Currently, the price of solar energy projects can be roughly equated according to the following input costs:


Modules + Balance of System + Engineering + Installation + Land value = approx. Project costs


Something about that pricing model does not sit well with me. Why not? Well, this would be akin to purchasing a home based on the raw price of inputs, such as land, materials and labour. We however do not value homes in such a direct manner. If we did, 30 year old homes would be trading ever closer to underlying land value after taking into account the depreciation of the material. This is definitely a contentious viewpoint, and I would like to caveat it with the fact that most of us probably admit to having no clue as to how properties actually are valued. The best metric we have to value these assets are by comparing and contrasting similar assets in similar locations. In essence, the market (which discounts all factors) determines the price of said assets. Transactions determine price.


Speaking from personal experience, and from discussions with investors in the real estate business, buying decisions (which affects prices) are determined in large part by forward looking considerations (confidence in current societal system) and mortgage repayment costs vs rental costs. Again, transactions determine price, and transactions only occur when individuals believe that taking ownership of an asset is worth their while.


Notice how no one talks about the price of cement or bricks when viewing a home? It is because input costs are irrelevant to buyers of an asset. Only future benefit takes part in the intangible process of valuation.



Phase Shift Ahead?


What happens if we bring the same line of thinking to renewable assets that are currently installed and generating electricity? How do we then price these assets?


Just as we did in principle with real estate, what if we were to price solar assets based on their future value? What is the value of electricity generated in the future, that...

  • requires no feedstock from fossil fuels – carbon free!

  • requires only the sun as an energy source, without the geopolitics involved with energy importation

  • produces no pollution, hence lessens the health and safety impacts of electricity generation


To simplify the argument, let us focus only on the third aspect of clean electricity generation. What is the value of reducing health burdens on society that are related to energy. In other words, how much is clean energy worth?


The paper titled External Costs of Energy: How Much is Clean Energy Worth? published in the Journal of Solar Energy Engineering in 2016 tries to put a currency value on the damage, and comes up with a cost of 40€ per ton of emitted Carbon.
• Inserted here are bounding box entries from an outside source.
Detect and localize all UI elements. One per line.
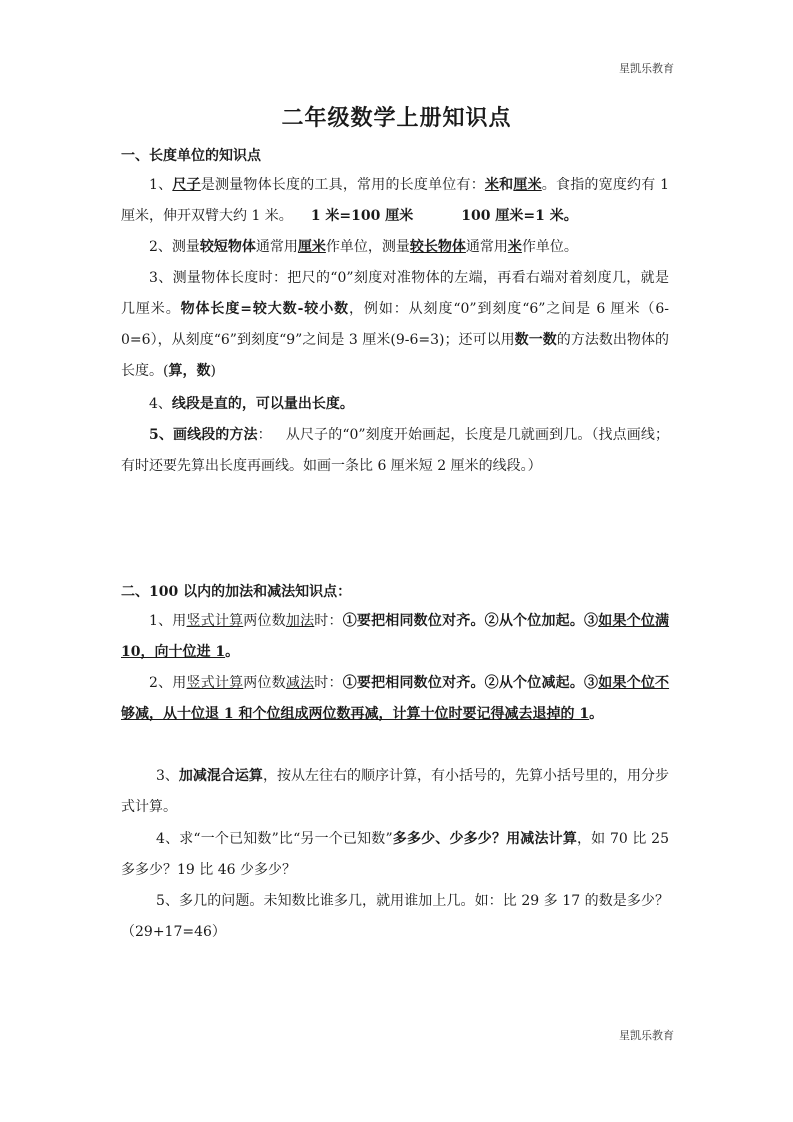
section2-para-1: 1、用竖式计算两位数加法时：①要把相同数位对齐。②从个位加起。③如果个位满 10，向十位进 1。 <box>121 613 670 660</box>
section2-para-3: 3、加减混合运算，按从左往右的顺序计算，有小括号的，先算小括号里的，用分步式计算。 <box>121 768 669 815</box>
section1-para-2: 2、测量较短物体通常用厘米作单位，测量较长物体通常用米作单位。 <box>149 239 578 255</box>
formula-1: 1 米=100 厘米 <box>310 208 414 224</box>
section1-para-3: 3、测量物体长度时：把尺的“0”刻度对准物体的左端，再看右端对着刻度几，就是几厘米。物体长度=较大数-较小数，例如：从刻度“0”到刻度“6”之间是 6 厘米（6-0=6），从刻度“6”到刻度“9”之间是 3 厘米(9-6=3)；还可以用数一数的方法数出物体的长度。(算，数) <box>121 270 670 379</box>
section2-heading: 二、100 以内的加法和减法知识点： <box>121 584 352 600</box>
length-formula: 物体长度=较大数-较小数 <box>180 301 350 317</box>
section1-para-5: 5、画线段的方法： 从尺子的“0”刻度开始画起，长度是几就画到几。（找点画线；有时还要先算出长度再画线。如画一条比 6 厘米短 2 厘米的线段。） <box>121 427 669 474</box>
formula-2: 100 厘米=1 米。 <box>461 208 578 224</box>
section2-para-4: 4、求“一个已知数”比“另一个已知数”多多少、少多少？用减法计算，如 70 比 25 多多少？19 比 46 少多少？ <box>121 831 670 878</box>
term-limi: 厘米 <box>513 177 542 193</box>
carry-rule: 如果个位满 10，向十位进 1 <box>121 613 670 660</box>
section2-para-5: 5、多几的问题。未知数比谁多几，就用谁加上几。如：比 29 多 17 的数是多少？（29+17=46） <box>121 893 669 940</box>
section1-heading-b: 知识点 <box>219 148 261 164</box>
header-brand: 星凯乐教育 <box>619 62 674 75</box>
section1-heading <box>121 145 261 165</box>
section1-para-4: 4、线段是直的，可以量出长度。 <box>149 396 354 412</box>
section1-heading-a: 一、长度单位的 <box>121 148 219 164</box>
term-ruler: 尺子 <box>172 177 201 193</box>
section2-para-2: 2、用竖式计算两位数减法时：①要把相同数位对齐。②从个位减起。③如果个位不够减，从十位退 1 和个位组成两位数再减，计算十位时要记得减去退掉的 1。 <box>121 675 670 722</box>
borrow-rule: 如果个位不够减，从十位退 1 和个位组成两位数再减，计算十位时要记得减去退掉的 1 <box>121 675 670 722</box>
footer-brand: 星凯乐教育 <box>619 1029 674 1042</box>
section1-para-1: 1、尺子是测量物体长度的工具，常用的长度单位有：米和厘米。食指的宽度约有 1 厘米，伸开双臂大约 1 米。 1 米=100 厘米 100 厘米=1 米。 <box>121 177 670 224</box>
term-mi: 米 <box>484 177 500 193</box>
page-title: 二年级数学上册知识点 <box>281 105 512 131</box>
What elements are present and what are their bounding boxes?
Figure 3 below illustrates the methodology in summary.


At 40€ a tonne of carbon, it is 4€ cents per kg, or 1.8€ cents per kWh (conversion: 0.454kg per kWh.)


40€ a tonne multiplied by approx. 35 billion tonnes of global emissions equates to €1.4 trillion a year in emissions related costs. This is approximately 50% of German GDP for the year 2019.


What happens when 86% of carbon laced energy production chases 14% of energy mix that is ‘clean’? €1.4 trillion a year will be chasing roughly 2000 Terawatt Hours of renewable energy (14% of total). Compound the issue with oil and gas being geopolitically sensitive, coupled with ever decreasing reserves and we have a real risk premium associated with the fossil fuel complex.


Figure 3: Cost of Greenhouse gas emissions on society from “External Costs of Energy: How Much is Clean Energy Worth?”


Figure 4: Global Carbon Dioxide Emissions (2018)


So far in this post, we are taking only a purely commercial perspective. Pricing for in demand energy can behave convexly once behaviors change, since supply is relatively inelastic on short timeframes.


I would ask one to consider what happens when deaths due to pollution become unacceptable? Just refer to the diesel scandal in Germany for reference on what can happen when public sentiments shifts. India and China are becoming richer and will decide to also enjoy clean and safe air.


With these thoughts in mind, what will a 8 year old solar plant sitting on prime electron producing real estate be worth? Only time will tell, but let us watch this space.